Supreme Court refuses to hear appeal of teen sentenced to 241 years in prison


The Supreme Court on Monday said it would not review the case of a Missouri man who was sentenced to 241 years in prison for a robbery at the age of 16.
Bobby Bostic had asked the court to hear his case, arguing his sentence violated the Eighth Amendment's protection against cruel and unusual punishment under the court's 2010 ruling in Graham v. Florida.
In that case, the court held that the Constitution prohibits the imposition of a life without parole sentence on a juvenile offender who did not commit homicide.
Bostic was convicted of eight counts of armed criminal action, three counts of robbery, three counts of attempted robbery, two counts of assault, one count of kidnapping, and one count of possession of marijuana at the age of 16 for robbing a group of six people who were delivering Christmas gifts to a needy family in St. Louis in 1995.
During the robbery, which Bostic committed with an 18-year-old man, two people were shot.

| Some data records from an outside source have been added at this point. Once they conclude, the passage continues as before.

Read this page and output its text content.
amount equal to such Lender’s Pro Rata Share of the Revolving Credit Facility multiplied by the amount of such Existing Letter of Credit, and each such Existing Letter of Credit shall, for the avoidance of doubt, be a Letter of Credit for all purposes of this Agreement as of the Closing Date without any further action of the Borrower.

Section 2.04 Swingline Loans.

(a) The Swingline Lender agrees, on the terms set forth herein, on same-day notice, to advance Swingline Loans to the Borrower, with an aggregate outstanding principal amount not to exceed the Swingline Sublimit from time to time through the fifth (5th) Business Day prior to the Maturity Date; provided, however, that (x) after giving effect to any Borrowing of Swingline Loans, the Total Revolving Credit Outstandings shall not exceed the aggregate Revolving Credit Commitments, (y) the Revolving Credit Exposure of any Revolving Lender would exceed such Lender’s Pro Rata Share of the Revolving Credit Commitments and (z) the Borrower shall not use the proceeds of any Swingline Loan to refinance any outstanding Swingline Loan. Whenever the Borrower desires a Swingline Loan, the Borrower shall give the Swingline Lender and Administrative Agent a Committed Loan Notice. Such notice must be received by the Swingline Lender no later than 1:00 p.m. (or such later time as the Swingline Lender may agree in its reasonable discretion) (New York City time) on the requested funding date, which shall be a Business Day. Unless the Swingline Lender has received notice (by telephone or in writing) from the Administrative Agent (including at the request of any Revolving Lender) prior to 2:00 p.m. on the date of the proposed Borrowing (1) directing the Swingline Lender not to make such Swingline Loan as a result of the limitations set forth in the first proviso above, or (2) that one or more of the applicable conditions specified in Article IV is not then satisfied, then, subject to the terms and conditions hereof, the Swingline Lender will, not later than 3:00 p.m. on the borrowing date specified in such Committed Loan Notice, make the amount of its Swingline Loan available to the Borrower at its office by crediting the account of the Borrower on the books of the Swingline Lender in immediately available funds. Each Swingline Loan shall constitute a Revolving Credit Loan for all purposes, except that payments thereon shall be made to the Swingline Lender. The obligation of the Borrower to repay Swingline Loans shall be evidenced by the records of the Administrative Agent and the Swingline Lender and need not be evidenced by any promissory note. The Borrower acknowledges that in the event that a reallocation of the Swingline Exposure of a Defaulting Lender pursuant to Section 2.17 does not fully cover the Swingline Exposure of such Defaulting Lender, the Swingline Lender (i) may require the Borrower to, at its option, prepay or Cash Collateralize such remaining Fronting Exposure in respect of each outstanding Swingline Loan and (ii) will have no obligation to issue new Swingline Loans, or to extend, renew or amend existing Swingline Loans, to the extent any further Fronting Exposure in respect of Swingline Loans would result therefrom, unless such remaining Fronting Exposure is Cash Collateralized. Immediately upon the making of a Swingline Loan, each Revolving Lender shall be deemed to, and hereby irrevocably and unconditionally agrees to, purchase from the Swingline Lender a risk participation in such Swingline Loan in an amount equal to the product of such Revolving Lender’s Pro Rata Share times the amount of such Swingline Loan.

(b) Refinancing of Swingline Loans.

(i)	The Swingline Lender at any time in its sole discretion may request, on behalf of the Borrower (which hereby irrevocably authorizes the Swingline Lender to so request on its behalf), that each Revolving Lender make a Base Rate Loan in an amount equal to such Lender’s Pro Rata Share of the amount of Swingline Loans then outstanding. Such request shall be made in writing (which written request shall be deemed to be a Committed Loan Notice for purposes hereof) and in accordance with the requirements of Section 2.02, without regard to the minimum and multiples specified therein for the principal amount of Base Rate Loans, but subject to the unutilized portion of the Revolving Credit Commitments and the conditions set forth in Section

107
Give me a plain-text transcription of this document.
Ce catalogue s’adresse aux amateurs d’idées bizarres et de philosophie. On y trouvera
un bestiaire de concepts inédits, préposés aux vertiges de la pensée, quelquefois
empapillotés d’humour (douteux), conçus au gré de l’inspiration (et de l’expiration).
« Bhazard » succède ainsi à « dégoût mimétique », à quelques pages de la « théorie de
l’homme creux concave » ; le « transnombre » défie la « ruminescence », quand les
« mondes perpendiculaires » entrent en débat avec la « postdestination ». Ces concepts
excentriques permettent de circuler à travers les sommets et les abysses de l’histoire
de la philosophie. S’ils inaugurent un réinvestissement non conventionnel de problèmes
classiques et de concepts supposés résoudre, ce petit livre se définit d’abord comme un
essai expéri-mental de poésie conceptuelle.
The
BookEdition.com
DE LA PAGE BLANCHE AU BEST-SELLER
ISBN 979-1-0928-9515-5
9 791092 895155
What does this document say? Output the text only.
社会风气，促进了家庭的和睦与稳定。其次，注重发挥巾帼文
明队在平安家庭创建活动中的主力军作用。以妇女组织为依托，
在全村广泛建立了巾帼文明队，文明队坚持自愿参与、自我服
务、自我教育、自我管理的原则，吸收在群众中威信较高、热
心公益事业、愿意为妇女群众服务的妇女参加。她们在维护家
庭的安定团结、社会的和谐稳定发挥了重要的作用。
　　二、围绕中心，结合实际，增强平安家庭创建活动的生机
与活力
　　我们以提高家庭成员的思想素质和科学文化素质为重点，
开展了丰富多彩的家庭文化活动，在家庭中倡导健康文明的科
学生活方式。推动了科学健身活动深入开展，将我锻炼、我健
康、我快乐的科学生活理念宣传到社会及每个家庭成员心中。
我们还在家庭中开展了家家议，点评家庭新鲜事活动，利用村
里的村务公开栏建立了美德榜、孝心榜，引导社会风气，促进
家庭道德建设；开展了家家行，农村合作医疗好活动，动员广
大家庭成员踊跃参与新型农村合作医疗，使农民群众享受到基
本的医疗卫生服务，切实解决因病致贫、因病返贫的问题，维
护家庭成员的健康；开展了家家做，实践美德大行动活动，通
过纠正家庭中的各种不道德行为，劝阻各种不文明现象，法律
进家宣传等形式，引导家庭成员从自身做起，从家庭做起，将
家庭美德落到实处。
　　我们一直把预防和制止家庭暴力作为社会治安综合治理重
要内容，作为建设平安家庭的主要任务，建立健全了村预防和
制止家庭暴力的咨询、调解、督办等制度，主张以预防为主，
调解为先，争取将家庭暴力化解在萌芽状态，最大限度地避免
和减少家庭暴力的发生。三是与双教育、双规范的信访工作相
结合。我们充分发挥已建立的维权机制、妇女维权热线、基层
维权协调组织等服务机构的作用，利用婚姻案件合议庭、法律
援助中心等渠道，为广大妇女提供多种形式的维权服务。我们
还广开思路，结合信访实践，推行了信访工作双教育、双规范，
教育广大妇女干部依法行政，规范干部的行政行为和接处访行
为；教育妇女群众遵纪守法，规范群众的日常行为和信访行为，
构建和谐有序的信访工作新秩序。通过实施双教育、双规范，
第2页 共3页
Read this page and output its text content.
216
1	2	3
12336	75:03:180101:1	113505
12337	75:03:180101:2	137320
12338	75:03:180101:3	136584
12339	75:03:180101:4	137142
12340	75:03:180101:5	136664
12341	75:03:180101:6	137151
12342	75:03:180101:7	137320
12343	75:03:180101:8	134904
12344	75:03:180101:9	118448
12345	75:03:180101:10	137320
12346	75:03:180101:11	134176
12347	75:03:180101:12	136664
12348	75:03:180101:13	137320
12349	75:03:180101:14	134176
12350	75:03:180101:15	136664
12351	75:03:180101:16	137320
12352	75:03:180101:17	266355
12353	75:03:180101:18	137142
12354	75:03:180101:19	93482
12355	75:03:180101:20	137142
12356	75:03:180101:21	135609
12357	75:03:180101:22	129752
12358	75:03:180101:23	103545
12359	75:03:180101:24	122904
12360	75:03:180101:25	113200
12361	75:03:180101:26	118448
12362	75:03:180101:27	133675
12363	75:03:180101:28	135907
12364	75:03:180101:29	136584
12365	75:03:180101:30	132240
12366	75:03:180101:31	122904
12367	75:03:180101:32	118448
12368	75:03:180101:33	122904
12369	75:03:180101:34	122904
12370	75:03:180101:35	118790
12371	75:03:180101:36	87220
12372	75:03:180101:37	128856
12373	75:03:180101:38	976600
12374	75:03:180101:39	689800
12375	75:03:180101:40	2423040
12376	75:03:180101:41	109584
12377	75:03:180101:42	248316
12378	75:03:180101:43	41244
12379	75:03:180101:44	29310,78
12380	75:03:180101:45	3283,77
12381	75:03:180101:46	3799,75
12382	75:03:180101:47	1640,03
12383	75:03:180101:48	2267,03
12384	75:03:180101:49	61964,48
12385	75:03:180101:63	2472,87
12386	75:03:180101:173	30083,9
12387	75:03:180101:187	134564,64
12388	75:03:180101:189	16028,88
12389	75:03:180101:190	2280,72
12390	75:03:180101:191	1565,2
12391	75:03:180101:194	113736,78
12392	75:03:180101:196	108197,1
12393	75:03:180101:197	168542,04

The assailants then kidnapped and robbed a seventh woman and used the money to buy marijuana after they let her go.
Bostic will not be eligible for parole until he is 112 years old.
In court briefs, Missouri Attorney General Joshua Hawley (R) argued the court lacked jurisdiction to review state decisions that he said rest on adequate and independent state law grounds and that the Missouri Supreme Court was correct to rule the Eighth Amendment does not prohibit aggregate sentences for juvenile offenders.
"This juvenile committed heinous crimes on the cusp of adulthood, but, unlike the sentences that this Court held unconstitutional ... he did not receive a sentence of life in prison without the possibility of parole for any individual crime," he said in court briefs.
"Instead, he received multiple sentences, corresponding to the number and severity of his crimes, with an opportunity for parole in extreme old age."
The justices did not provide an explanation for their decision not to hear Bostic's case.